6 Overmits mijn vriend van de reis tot mij gekomen is, en ik heb niet, dat ik hem voorzette;
Nebo přítel můj přišel s cesty ke mně, a nemám, co bych předložil před něj.
7 En dat die van binnen, antwoordende, zou zeggen: Doe mij geen moeite aan; de deur is nu gesloten, en mijn kinderen zijn met mij in de slaapkamer; ik kan niet opstaan, om u te geven.
A on vnitř jsa, odpověděl by, řka: Nečiň mi nevole, neb jsou již dveře zavříny, a dítky mé se mnou jsou v pokoji. Nemohuť vstáti a dáti tobě.
8 Ik zeg ulieden: Hoewel hij niet zou opstaan en hem geven, omdat hij zijn vriend is, nochtans om zijner onbeschaamdheid wil, zal hij opstaan, en hem geven zoveel als hij er behoeft.
Pravím vám: Ačť nedá jemu, vstana, protože jest přítel jeho, ale však pro nezbednost jeho vstana, dá jemu, kolikožkoli potřebuje.
9 En Ik zeg ulieden: Bidt, en u zal gegeven worden; zoekt, en gij zult vinden; klopt, en u zal opengedaan worden.
I jáť pravím vám: Proste, a budeť vám dáno; hledejte, a naleznete; tlucte, a budeť vám otevříno.
10 Want een iegelijk, die bidt, die ontvangt; en die zoekt, die vindt; en die klopt, dien zal opengedaan worden.

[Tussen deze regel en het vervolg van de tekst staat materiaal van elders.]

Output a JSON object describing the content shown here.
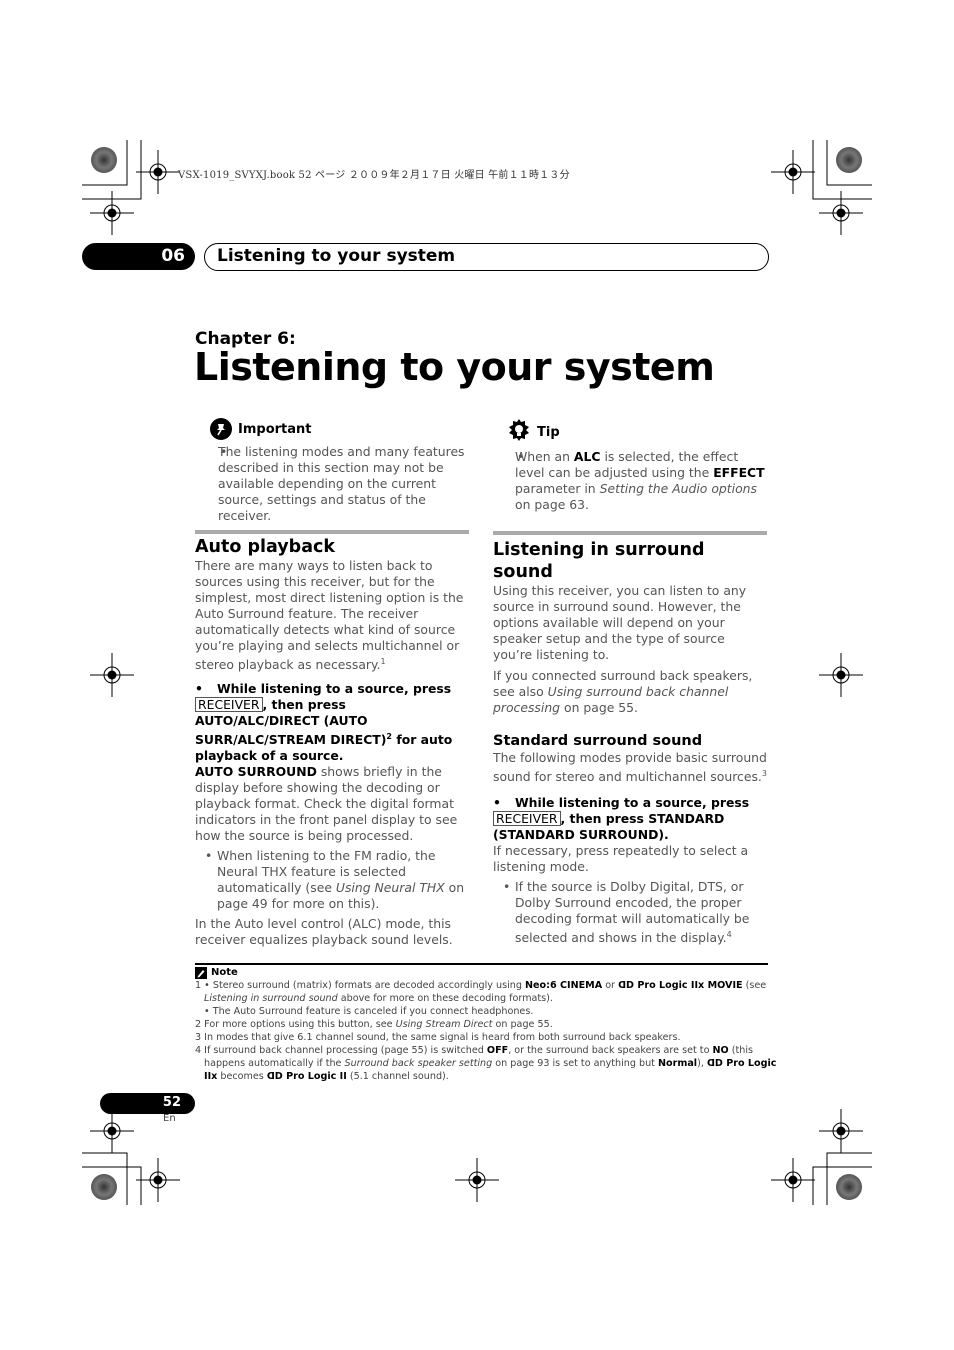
{
  "print_meta": "VSX-1019_SVYXJ.book  52 ページ  ２００９年２月１７日  火曜日  午前１１時１３分",
  "header": {
    "chapter_number": "06",
    "section_title": "Listening to your system"
  },
  "chapter": {
    "label": "Chapter 6:",
    "title": "Listening to your system"
  },
  "important": {
    "icon": "important-pin-icon",
    "title": "Important",
    "text": "The listening modes and many features described in this section may not be available depending on the current source, settings and status of the receiver."
  },
  "tip": {
    "icon": "tip-lightbulb-icon",
    "title": "Tip",
    "p1": "When an ",
    "b1": "ALC",
    "p2": " is selected, the effect level can be adjusted using the ",
    "b2": "EFFECT",
    "p3": " parameter in ",
    "i1": "Setting the Audio options",
    "p4": " on page 63."
  },
  "auto_playback": {
    "heading": "Auto playback",
    "intro": "There are many ways to listen back to sources using this receiver, but for the simplest, most direct listening option is the Auto Surround feature. The receiver automatically detects what kind of source you’re playing and selects multichannel or stereo playback as necessary.",
    "intro_sup": "1",
    "step_a": "While listening to a source, press",
    "step_key": "RECEIVER",
    "step_b": ", then press AUTO/ALC/DIRECT (AUTO SURR/ALC/STREAM DIRECT)",
    "step_sup": "2",
    "step_c": " for auto playback of a source.",
    "result_bold": "AUTO SURROUND",
    "result_text": " shows briefly in the display before showing the decoding or playback format. Check the digital format indicators in the front panel display to see how the source is being processed.",
    "bullet_a": "When listening to the FM radio, the Neural THX feature is selected automatically (see ",
    "bullet_i": "Using Neural THX",
    "bullet_b": " on page 49 for more on this).",
    "alc_text": "In the Auto level control (ALC) mode, this receiver equalizes playback sound levels."
  },
  "surround": {
    "heading": "Listening in surround sound",
    "intro": "Using this receiver, you can listen to any source in surround sound. However, the options available will depend on your speaker setup and the type of source you’re listening to.",
    "back_a": "If you connected surround back speakers, see also ",
    "back_i": "Using surround back channel processing",
    "back_b": " on page 55.",
    "sub_heading": "Standard surround sound",
    "sub_intro": "The following modes provide basic surround sound for stereo and multichannel sources.",
    "sub_sup": "3",
    "step_a": "While listening to a source, press",
    "step_key": "RECEIVER",
    "step_b": ", then press STANDARD (STANDARD SURROUND).",
    "repeat_text": "If necessary, press repeatedly to select a listening mode.",
    "bullet": "If the source is Dolby Digital, DTS, or Dolby Surround encoded, the proper decoding format will automatically be selected and shows in the display.",
    "bullet_sup": "4"
  },
  "notes": {
    "title": "Note",
    "n1a_pre": "1 • Stereo surround (matrix) formats are decoded accordingly using ",
    "n1a_b1": "Neo:6 CINEMA",
    "n1a_mid": " or ",
    "n1a_b2": "ᗡᗞ Pro Logic IIx MOVIE",
    "n1a_post": " (see",
    "n1b_i": "Listening in surround sound",
    "n1b_post": " above for more on these decoding formats).",
    "n1c": "• The Auto Surround feature is canceled if you connect headphones.",
    "n2_pre": "2 For more options using this button, see ",
    "n2_i": "Using Stream Direct",
    "n2_post": " on page 55.",
    "n3": "3 In modes that give 6.1 channel sound, the same signal is heard from both surround back speakers.",
    "n4a_pre": "4 If surround back channel processing (page 55) is switched ",
    "n4a_b1": "OFF",
    "n4a_mid": ", or the surround back speakers are set to ",
    "n4a_b2": "NO",
    "n4a_post": " (this",
    "n4b_pre": "happens automatically if the ",
    "n4b_i": "Surround back speaker setting",
    "n4b_mid": " on page 93 is set to anything but ",
    "n4b_b1": "Normal",
    "n4b_mid2": "), ",
    "n4b_b2": "ᗡᗞ Pro Logic",
    "n4c_b1": "IIx",
    "n4c_mid": " becomes ",
    "n4c_b2": "ᗡᗞ Pro Logic II",
    "n4c_post": " (5.1 channel sound)."
  },
  "footer": {
    "page_number": "52",
    "language": "En"
  }
}
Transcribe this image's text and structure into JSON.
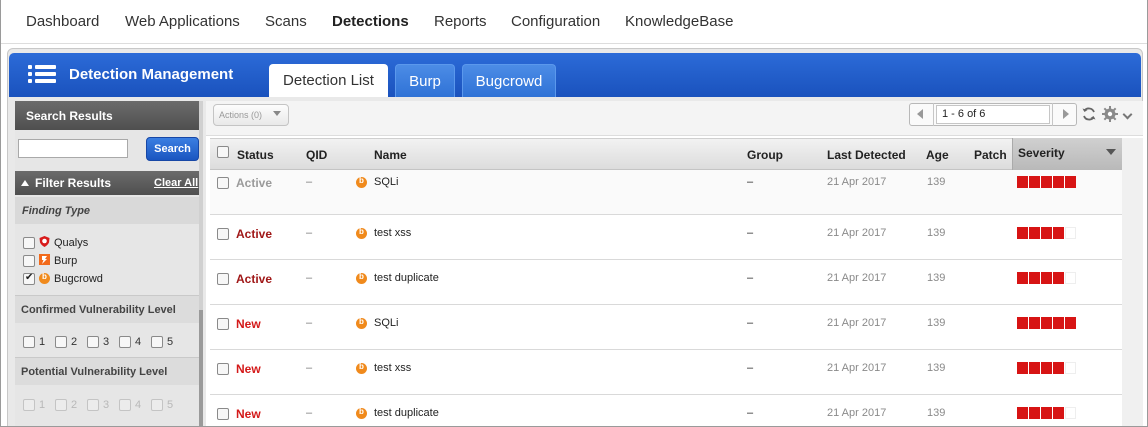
{
  "topnav": {
    "items": [
      {
        "label": "Dashboard",
        "active": false
      },
      {
        "label": "Web Applications",
        "active": false
      },
      {
        "label": "Scans",
        "active": false
      },
      {
        "label": "Detections",
        "active": true
      },
      {
        "label": "Reports",
        "active": false
      },
      {
        "label": "Configuration",
        "active": false
      },
      {
        "label": "KnowledgeBase",
        "active": false
      }
    ]
  },
  "app": {
    "title": "Detection Management",
    "menu_icon": "list-menu-icon",
    "tabs": [
      {
        "label": "Detection List",
        "selected": true
      },
      {
        "label": "Burp",
        "selected": false
      },
      {
        "label": "Bugcrowd",
        "selected": false
      }
    ]
  },
  "sidebar": {
    "search_header": "Search Results",
    "search_value": "",
    "search_button": "Search",
    "filter_header": "Filter Results",
    "clear_all": "Clear All",
    "finding_type": {
      "title": "Finding Type",
      "options": [
        {
          "label": "Qualys",
          "checked": false,
          "icon": "qualys-shield-icon"
        },
        {
          "label": "Burp",
          "checked": false,
          "icon": "burp-icon"
        },
        {
          "label": "Bugcrowd",
          "checked": true,
          "icon": "bugcrowd-icon"
        }
      ]
    },
    "confirmed_level": {
      "title": "Confirmed Vulnerability Level",
      "levels": [
        "1",
        "2",
        "3",
        "4",
        "5"
      ],
      "enabled": true
    },
    "potential_level": {
      "title": "Potential Vulnerability Level",
      "levels": [
        "1",
        "2",
        "3",
        "4",
        "5"
      ],
      "enabled": false
    }
  },
  "toolbar": {
    "actions_label": "Actions (0)",
    "pager_text": "1 - 6 of 6",
    "refresh_icon": "refresh-icon",
    "settings_icon": "gear-icon"
  },
  "table": {
    "columns": {
      "status": "Status",
      "qid": "QID",
      "name": "Name",
      "group": "Group",
      "last_detected": "Last Detected",
      "age": "Age",
      "patch": "Patch",
      "severity": "Severity"
    },
    "rows": [
      {
        "status": "Active",
        "qid": "–",
        "name": "SQLi",
        "group": "–",
        "last_detected": "21 Apr 2017",
        "age": "139",
        "severity": 5
      },
      {
        "status": "Active",
        "qid": "–",
        "name": "test xss",
        "group": "–",
        "last_detected": "21 Apr 2017",
        "age": "139",
        "severity": 4
      },
      {
        "status": "Active",
        "qid": "–",
        "name": "test duplicate",
        "group": "–",
        "last_detected": "21 Apr 2017",
        "age": "139",
        "severity": 4
      },
      {
        "status": "New",
        "qid": "–",
        "name": "SQLi",
        "group": "–",
        "last_detected": "21 Apr 2017",
        "age": "139",
        "severity": 5
      },
      {
        "status": "New",
        "qid": "–",
        "name": "test xss",
        "group": "–",
        "last_detected": "21 Apr 2017",
        "age": "139",
        "severity": 4
      },
      {
        "status": "New",
        "qid": "–",
        "name": "test duplicate",
        "group": "–",
        "last_detected": "21 Apr 2017",
        "age": "139",
        "severity": 4
      }
    ]
  },
  "colors": {
    "brand_blue": "#1a52bd",
    "severity_red": "#d71414",
    "status_active": "#a01818",
    "status_new": "#d41a1a",
    "bugcrowd_orange": "#f08a1c"
  }
}
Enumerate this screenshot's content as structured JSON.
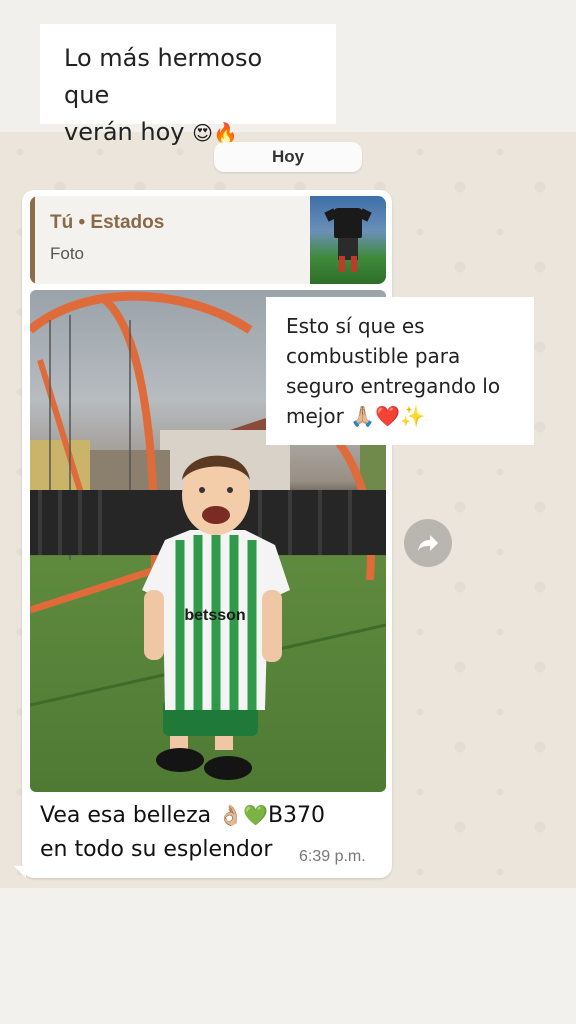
{
  "caption": {
    "line1": "Lo más hermoso que",
    "line2": "verán hoy",
    "emojis": "😍🔥"
  },
  "day_divider": "Hoy",
  "quote": {
    "title": "Tú • Estados",
    "subtitle": "Foto"
  },
  "overlay_text": {
    "line1": "Esto sí que es",
    "line2": "combustible para",
    "line3": "seguro entregando lo",
    "line4": "mejor",
    "emojis": "🙏🏼❤️✨"
  },
  "photo": {
    "jersey_text": "betsson"
  },
  "message": {
    "line1_a": "Vea esa belleza",
    "line1_emojis": "👌🏼💚",
    "line1_b": "B370",
    "line2": "en todo su esplendor",
    "time": "6:39 p.m."
  },
  "colors": {
    "accent_brown": "#8a6a46",
    "bubble": "#ffffff",
    "chat_background": "#ece5dc"
  },
  "icons": [
    "forward-icon"
  ]
}
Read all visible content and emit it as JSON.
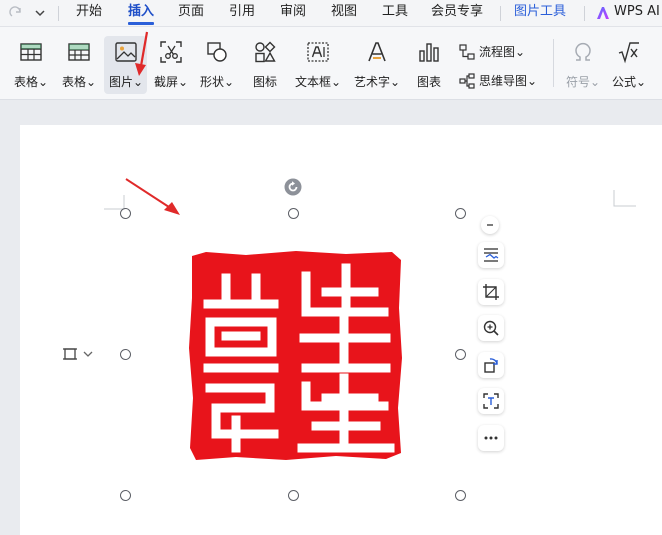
{
  "menubar": {
    "items": [
      "开始",
      "插入",
      "页面",
      "引用",
      "审阅",
      "视图",
      "工具",
      "会员专享"
    ],
    "active_item": "插入",
    "picture_tools": "图片工具",
    "wps_ai": "WPS AI"
  },
  "ribbon": {
    "buttons": [
      {
        "label": "表格",
        "icon": "table-icon",
        "dropdown": true
      },
      {
        "label": "表格",
        "icon": "table-grid-icon",
        "dropdown": true
      },
      {
        "label": "图片",
        "icon": "picture-icon",
        "dropdown": true,
        "highlighted": true
      },
      {
        "label": "截屏",
        "icon": "screenshot-icon",
        "dropdown": true
      },
      {
        "label": "形状",
        "icon": "shapes-icon",
        "dropdown": true
      },
      {
        "label": "图标",
        "icon": "icons-icon",
        "dropdown": false
      },
      {
        "label": "文本框",
        "icon": "textbox-icon",
        "dropdown": true
      },
      {
        "label": "艺术字",
        "icon": "wordart-icon",
        "dropdown": true
      },
      {
        "label": "图表",
        "icon": "chart-icon",
        "dropdown": false
      }
    ],
    "flowchart": "流程图",
    "mindmap": "思维导图",
    "symbol": "符号",
    "formula": "公式",
    "dropdown_glyph": "⌄"
  },
  "side_toolbar": [
    "wrap-text-icon",
    "crop-icon",
    "zoom-icon",
    "rotate-icon",
    "extract-text-icon",
    "more-icon"
  ],
  "colors": {
    "accent": "#2b5fd9",
    "seal_red": "#e8141b",
    "arrow_red": "#e02a2a"
  }
}
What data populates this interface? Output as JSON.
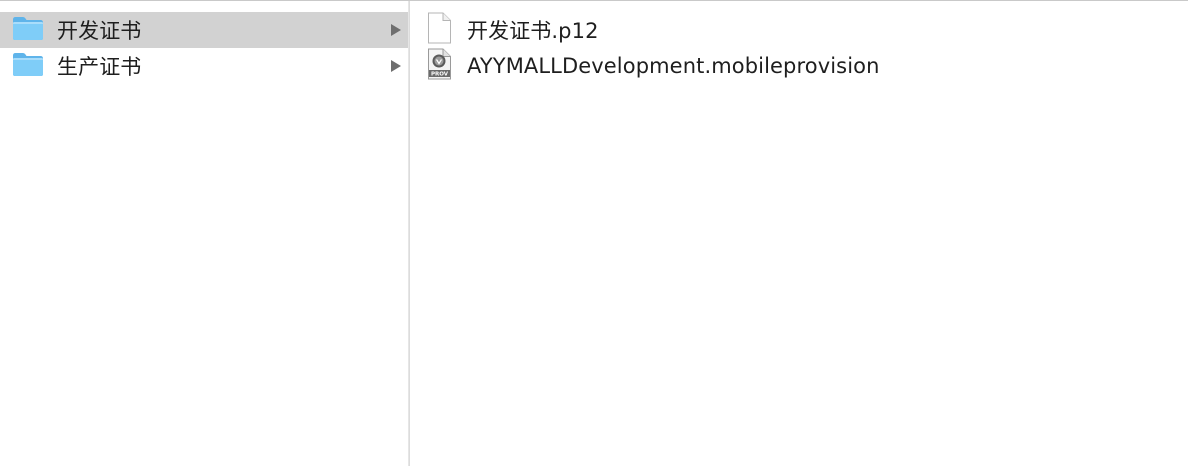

Neb každý, kdož prosí, béře; a kdož hledá, nalézá; a tomu, kdož tluče, bude otevříno.
11 En wat vader onder u, dien de zoon om brood bidt, zal hem een steen geven, of ook om een vis, zal hem voor een vis een slang geven?
Kterého pak z vás otce prosil by syn za chléb, zdali kamene podá jemu? Aneb za rybu, zdali místo ryby dá jemu hada?
12 Of zo hij ook om een ei zou bidden, zal hij hem een schorpioen geven?
Aneb prosil-li by za vejce, zdali podá jemu štíra?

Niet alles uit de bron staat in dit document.